Workshop – bis

Betriebliches Mobilitätsmanagement in Kommunen und Regionen

Wie können Kommunen Betriebliches Mobilitätsmanagement stärken?

Wann
bis
Wo
Ministerium für Verkehr Baden-Württemberg
Wer
Deutsche Plattform für Mobilitätsmanagement (DEPOMM) e.V.

Betriebliches Mobilitätsmanagement (BMM) ermöglicht es Betrieben, die Mobilität an und zu ihrem Standort zu optimieren und umwelt- und klimaschonender zu gestalten. Dabei unterstützen die Betriebe ihre Beschäftigten sowie weitere Zielgruppen bei der Veränderung ihres Mobilitätsverhaltens, indem sie verkehrliche Rahmenbedingungen gezielt und systematisch verbessern. Im Zentrum stehen stets die individuellen Mobilitätsbedürfnisse.
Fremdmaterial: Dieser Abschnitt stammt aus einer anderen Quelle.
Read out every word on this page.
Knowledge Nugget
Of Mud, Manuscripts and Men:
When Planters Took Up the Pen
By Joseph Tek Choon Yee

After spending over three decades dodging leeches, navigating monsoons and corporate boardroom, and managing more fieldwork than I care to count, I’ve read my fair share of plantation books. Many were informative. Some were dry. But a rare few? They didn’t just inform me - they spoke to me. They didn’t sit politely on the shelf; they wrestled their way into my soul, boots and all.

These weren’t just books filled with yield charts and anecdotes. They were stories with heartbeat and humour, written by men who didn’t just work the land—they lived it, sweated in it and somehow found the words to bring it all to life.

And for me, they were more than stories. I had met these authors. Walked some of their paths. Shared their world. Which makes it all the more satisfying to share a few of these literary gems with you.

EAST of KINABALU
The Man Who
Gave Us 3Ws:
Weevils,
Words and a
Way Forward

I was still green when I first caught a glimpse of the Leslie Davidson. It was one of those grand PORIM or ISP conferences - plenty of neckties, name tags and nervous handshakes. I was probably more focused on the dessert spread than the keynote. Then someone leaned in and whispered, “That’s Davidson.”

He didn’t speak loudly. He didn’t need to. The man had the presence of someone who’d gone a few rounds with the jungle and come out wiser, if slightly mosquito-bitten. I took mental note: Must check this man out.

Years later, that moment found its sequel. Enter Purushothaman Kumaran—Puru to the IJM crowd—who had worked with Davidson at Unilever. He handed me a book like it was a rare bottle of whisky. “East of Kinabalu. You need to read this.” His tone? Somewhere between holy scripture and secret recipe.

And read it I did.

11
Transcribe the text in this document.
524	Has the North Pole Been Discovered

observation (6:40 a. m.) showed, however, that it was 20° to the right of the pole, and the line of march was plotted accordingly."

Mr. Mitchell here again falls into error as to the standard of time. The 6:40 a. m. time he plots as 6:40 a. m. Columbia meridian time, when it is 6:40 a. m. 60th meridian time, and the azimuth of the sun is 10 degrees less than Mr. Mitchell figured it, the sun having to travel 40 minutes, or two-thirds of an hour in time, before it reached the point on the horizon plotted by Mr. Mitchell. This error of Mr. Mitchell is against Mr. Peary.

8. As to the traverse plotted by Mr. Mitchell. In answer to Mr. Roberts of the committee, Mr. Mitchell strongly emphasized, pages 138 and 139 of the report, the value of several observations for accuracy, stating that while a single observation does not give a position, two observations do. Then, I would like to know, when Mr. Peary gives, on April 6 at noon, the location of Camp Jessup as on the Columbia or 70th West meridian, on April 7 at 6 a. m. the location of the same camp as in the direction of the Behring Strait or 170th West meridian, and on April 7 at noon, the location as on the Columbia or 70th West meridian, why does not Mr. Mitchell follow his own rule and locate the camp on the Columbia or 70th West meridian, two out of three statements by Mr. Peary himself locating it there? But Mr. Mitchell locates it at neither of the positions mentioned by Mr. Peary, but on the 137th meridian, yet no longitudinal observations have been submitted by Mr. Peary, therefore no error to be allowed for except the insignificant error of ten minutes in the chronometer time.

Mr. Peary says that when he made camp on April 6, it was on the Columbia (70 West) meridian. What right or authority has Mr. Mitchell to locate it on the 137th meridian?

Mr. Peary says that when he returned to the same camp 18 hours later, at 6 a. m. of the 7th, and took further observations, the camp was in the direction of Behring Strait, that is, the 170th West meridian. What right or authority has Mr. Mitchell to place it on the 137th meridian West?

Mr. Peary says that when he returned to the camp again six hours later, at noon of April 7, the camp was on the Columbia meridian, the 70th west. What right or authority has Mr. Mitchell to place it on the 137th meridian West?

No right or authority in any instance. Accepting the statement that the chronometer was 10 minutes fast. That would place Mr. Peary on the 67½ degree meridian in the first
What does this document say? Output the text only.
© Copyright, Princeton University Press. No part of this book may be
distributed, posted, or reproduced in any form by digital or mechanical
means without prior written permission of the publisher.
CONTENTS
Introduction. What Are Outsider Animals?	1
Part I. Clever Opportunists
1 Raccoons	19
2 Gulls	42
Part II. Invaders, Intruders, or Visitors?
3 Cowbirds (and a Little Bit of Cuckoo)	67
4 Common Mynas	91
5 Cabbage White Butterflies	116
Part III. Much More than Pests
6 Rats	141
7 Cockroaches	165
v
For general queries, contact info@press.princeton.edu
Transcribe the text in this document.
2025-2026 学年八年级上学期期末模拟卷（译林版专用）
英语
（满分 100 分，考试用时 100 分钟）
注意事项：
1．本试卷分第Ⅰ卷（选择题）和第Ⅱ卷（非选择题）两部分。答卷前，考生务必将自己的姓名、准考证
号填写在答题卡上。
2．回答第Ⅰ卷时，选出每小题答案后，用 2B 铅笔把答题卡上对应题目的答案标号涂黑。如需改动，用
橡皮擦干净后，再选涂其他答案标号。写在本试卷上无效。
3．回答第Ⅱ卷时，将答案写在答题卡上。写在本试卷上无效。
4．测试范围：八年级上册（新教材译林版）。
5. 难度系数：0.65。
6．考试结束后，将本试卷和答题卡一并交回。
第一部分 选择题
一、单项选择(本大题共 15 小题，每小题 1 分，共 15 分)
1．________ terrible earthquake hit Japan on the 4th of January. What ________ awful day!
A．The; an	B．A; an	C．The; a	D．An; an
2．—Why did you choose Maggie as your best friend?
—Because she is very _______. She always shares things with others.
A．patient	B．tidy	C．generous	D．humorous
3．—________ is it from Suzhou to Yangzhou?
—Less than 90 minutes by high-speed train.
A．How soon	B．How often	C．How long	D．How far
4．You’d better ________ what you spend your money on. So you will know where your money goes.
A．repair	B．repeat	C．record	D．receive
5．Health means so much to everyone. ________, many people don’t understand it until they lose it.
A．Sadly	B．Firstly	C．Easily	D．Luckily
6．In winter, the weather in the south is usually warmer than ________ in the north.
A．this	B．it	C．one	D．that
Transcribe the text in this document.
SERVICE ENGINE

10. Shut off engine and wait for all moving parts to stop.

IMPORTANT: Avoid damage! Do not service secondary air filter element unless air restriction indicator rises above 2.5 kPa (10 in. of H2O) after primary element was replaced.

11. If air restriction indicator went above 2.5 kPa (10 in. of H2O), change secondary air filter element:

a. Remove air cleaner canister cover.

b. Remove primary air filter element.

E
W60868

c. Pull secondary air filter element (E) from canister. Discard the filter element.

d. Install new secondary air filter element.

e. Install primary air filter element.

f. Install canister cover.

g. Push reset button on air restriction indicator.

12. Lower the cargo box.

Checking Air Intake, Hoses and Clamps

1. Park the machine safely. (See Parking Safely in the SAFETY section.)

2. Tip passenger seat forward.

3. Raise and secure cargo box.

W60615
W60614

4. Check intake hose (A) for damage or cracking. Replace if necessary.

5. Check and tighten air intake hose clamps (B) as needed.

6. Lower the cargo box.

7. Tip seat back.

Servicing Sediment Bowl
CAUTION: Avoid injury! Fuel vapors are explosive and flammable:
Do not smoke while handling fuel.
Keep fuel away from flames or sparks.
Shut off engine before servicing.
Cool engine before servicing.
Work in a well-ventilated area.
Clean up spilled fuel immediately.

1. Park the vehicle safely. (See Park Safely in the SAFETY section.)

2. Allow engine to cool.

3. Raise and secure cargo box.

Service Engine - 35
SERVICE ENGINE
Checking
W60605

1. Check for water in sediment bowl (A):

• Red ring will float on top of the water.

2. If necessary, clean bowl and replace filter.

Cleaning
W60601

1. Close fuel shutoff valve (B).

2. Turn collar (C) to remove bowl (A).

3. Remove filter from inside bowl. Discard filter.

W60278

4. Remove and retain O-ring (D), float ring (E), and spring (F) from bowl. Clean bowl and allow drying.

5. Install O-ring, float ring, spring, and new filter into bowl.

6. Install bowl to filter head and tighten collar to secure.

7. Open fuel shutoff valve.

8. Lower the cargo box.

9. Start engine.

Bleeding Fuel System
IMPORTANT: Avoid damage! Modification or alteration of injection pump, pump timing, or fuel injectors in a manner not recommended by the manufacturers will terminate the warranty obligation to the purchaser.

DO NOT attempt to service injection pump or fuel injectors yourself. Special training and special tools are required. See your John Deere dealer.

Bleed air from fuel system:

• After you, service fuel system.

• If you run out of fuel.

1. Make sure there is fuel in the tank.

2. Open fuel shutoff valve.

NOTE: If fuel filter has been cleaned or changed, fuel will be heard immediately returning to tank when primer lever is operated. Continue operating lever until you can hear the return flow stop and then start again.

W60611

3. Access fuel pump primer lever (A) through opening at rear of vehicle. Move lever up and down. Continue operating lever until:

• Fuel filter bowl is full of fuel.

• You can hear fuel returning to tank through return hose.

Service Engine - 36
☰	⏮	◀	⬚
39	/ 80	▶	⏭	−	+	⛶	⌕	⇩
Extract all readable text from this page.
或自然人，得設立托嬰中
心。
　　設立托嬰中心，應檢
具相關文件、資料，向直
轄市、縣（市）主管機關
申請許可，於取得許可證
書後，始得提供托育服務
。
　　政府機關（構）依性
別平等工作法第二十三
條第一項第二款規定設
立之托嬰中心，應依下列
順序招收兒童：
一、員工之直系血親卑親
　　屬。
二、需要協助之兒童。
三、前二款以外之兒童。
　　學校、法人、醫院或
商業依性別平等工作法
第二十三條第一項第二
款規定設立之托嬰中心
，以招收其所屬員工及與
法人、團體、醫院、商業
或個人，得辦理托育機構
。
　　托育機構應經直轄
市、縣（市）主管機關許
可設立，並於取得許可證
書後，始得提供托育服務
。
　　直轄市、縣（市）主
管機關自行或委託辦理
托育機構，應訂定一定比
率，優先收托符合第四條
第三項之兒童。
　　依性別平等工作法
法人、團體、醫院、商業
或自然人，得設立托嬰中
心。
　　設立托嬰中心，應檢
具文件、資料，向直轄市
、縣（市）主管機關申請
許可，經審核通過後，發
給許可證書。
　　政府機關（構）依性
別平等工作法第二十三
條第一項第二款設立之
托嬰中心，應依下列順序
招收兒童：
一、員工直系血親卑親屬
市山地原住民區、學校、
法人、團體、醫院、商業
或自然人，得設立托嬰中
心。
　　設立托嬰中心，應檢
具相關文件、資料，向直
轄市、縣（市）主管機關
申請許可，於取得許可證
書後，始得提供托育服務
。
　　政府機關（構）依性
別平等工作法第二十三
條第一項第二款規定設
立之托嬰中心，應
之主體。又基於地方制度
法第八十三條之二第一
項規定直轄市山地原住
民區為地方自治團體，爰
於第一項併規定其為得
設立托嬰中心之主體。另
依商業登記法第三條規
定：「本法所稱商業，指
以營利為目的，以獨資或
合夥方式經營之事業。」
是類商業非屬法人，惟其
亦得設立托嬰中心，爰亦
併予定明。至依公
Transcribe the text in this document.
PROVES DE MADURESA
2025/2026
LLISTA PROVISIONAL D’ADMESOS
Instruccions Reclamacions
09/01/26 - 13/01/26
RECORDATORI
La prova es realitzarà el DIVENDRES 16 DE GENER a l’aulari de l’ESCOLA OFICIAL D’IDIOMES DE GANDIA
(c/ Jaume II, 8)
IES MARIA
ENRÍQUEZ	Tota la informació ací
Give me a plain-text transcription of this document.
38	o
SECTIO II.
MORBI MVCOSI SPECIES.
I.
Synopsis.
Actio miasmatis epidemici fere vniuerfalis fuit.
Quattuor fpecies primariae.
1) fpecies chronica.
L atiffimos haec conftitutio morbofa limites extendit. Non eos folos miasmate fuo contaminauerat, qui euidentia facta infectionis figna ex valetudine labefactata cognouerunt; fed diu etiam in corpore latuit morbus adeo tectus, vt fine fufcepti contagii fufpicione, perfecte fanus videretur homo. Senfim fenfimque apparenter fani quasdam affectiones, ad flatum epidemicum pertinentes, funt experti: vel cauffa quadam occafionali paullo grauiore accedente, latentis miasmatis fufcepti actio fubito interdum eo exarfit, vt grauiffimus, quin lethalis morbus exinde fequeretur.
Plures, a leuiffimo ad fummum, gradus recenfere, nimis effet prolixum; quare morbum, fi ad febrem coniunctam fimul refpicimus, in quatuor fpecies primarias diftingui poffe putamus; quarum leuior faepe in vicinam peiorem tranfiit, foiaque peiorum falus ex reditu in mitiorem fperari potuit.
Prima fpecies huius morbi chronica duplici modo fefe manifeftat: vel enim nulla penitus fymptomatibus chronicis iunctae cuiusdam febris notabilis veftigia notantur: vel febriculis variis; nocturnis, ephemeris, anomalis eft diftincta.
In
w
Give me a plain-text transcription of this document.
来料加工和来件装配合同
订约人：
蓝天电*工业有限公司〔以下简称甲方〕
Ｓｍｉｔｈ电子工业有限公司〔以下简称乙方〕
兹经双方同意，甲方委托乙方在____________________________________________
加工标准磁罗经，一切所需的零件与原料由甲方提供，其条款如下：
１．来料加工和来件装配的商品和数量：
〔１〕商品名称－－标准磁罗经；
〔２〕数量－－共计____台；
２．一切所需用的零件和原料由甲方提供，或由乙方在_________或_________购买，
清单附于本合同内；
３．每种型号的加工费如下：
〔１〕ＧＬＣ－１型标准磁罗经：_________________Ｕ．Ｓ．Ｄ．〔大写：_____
Besonders gut und nachhaltig gelingt BMM dann, wenn die Betriebe bei ihrem Engagement nicht auf sich allein gestellt sind, sondern sich mit anderen Betrieben austauschen. Hier können Kommunen und andere öffentliche Akteure Betriebe sehr wirksam unterstützen. So kann Betriebliches Mobilitätsmanagement zu einem wichtigen Baustein der kommunalen Mobilitätswende werden. 

Diese strategische Unterstützung von BMM erfordert jedoch Know-how. Daher bietet die DEPOMM in Kooperation mit dem Ministerium für Verkehr Baden-Württemberg im November den dreitägigen Lehrgang "Strategisches Betriebliches Mobilitätsmanagement in Kommunen und Regionen" an. 

Die Hauptziele des Lehrgangs sind, die Teilnehmenden dazu zu befähigen …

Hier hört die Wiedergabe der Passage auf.